Publié le 5 janvier 2024. La capture de Nicolás Maduro et la nomination de Delcy Rodríguez à la présidence par intérim du Venezuela suscitent des interrogations en Colombie, pays avec lequel elle a déjà négocié à plusieurs reprises, notamment dans le cadre des pourparlers de paix avec l’ELN et de la création d’une zone économique transfrontalière.
- Delcy Rodríguez, ancienne ministre des Affaires étrangères de Nicolás Maduro, a été nommée présidente par intérim du Venezuela suite à la capture de Maduro.
- Elle a déjà joué un rôle clé dans les négociations entre la Colombie et le Venezuela, notamment lors de la rencontre entre Juan Manuel Santos et Hugo Chávez en 2014.
- La Colombie maintient une approche pragmatique dans ses relations avec le Venezuela, malgré l’absence de reconnaissance officielle des élections de 2024.
L’arrivée de Delcy Rodríguez à la tête du Venezuela, sous la surveillance des États-Unis, ne devrait pas entraîner de changements diplomatiques brusques avec la Colombie, selon des sources proches du gouvernement Petro. Lors de l’atterrissage du président Gustavo Petro à l’aéroport international Simón Bolívar de Maiquetía, au Venezuela, le 1er novembre 2022, quelques heures avant sa première rencontre avec Nicolás Maduro après la reprise des relations diplomatiques, c’est elle qui l’attendait au pied de l’escalier.
Entre 2014 et 2017, Delcy Rodríguez a occupé le poste de ministre des Affaires étrangères de Nicolás Maduro. Dans ce rôle, elle a coordonné avec María Ángela Holguín, alors ministre colombienne des Affaires étrangères, la rencontre entre Hugo Chávez et Juan Manuel Santos à Puerto Ordaz, marquant le dernier face-à-face entre les deux présidents avant l’arrivée de Gustavo Petro au pouvoir.
Plus récemment, en tant que vice-présidente du Venezuela, elle a participé activement aux négociations de paix avec l’Armée de libération nationale (ELN). Elle était assise aux côtés de Pablo Beltrán, négociateur en chef de l’ELN, et d’Otty Patiño, chef de la délégation gouvernementale, lors de l’installation du quatrième cycle de dialogues à Caracas, qui a finalement échoué.

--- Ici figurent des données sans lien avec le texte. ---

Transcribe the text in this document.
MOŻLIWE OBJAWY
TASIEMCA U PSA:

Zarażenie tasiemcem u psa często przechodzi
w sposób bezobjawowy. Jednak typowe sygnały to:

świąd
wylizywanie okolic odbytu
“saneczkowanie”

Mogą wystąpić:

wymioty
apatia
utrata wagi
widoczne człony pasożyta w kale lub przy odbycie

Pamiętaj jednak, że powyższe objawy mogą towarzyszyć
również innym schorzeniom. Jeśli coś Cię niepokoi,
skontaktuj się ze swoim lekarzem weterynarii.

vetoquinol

« Le Venezuela, en tant que pays garant, soutient dans toutes ses possibilités, sans relâche, la politique de paix totale du président Gustavo Petro et cela peut nous conduire sur la bonne voie vers une paix durable, une paix que le peuple ressent comme la sienne et qui peut éloigner de cette voie les ennemis de la paix. »
Delcy Rodríguez
Par ailleurs, elle a signé, au nom du régime vénézuélien, avec le chef d’état-major de l’époque, Alfredo Saadé, le protocole d’accord controversé concernant la création d’une zone économique binationale à la frontière colombo-vénézuélienne. Elle a également collaboré avec Edwin Palma, ministre colombien des Mines, sur des questions énergétiques bilatérales.
Face à cette nouvelle donne politique au Venezuela, la Colombie se montre prudente. L’ancien vice-ministre des Affaires étrangères, Jorge Rojas, estime que la continuité de l’agenda bilatéral est possible avec Delcy Rodríguez.
« Nous avons une frontière et des obligations communes avec le Venezuela. Il ne s’agit donc à aucun moment de rompre les relations. Avec Delcy Rodríguez, l’agenda construit peut être maintenu. »
Jorge Rojas, ancien vice-ministre colombien des Affaires étrangères
Bien que le gouvernement colombien n’ait jamais reconnu les résultats des élections vénézuéliennes de 2024, le dialogue avec Caracas est resté pragmatique. Cependant, la signature d’accords avec un gouvernement dont la légitimité est contestée a suscité des critiques à l’égard de la Casa de Nariño, notamment en raison du soutien affiché par le président Petro à Maduro.
Jorge Rojas souligne l’importance pour la Colombie de maintenir une politique de bon voisinage, qu’elle a appliquée avec d’autres pays de la région, même en cas de contestations politiques.
« Cela a été une constante pour le président Petro : avec le Pérou, même lorsque la présidence a été élue de manière irrégulière ; avec l’Équateur, malgré les difficultés des relations ; et avec le Venezuela, tant avec Maduro qu’avec Delcy et avec le prochain gouvernement qui arrive. »
Jorge Rojas, ancien vice-ministre colombien des Affaires étrangères
Le ministère colombien des Affaires étrangères attend de voir comment le chavisme va prendre le pouvoir sous la surveillance de Washington et se concentrera sur la communication diplomatique.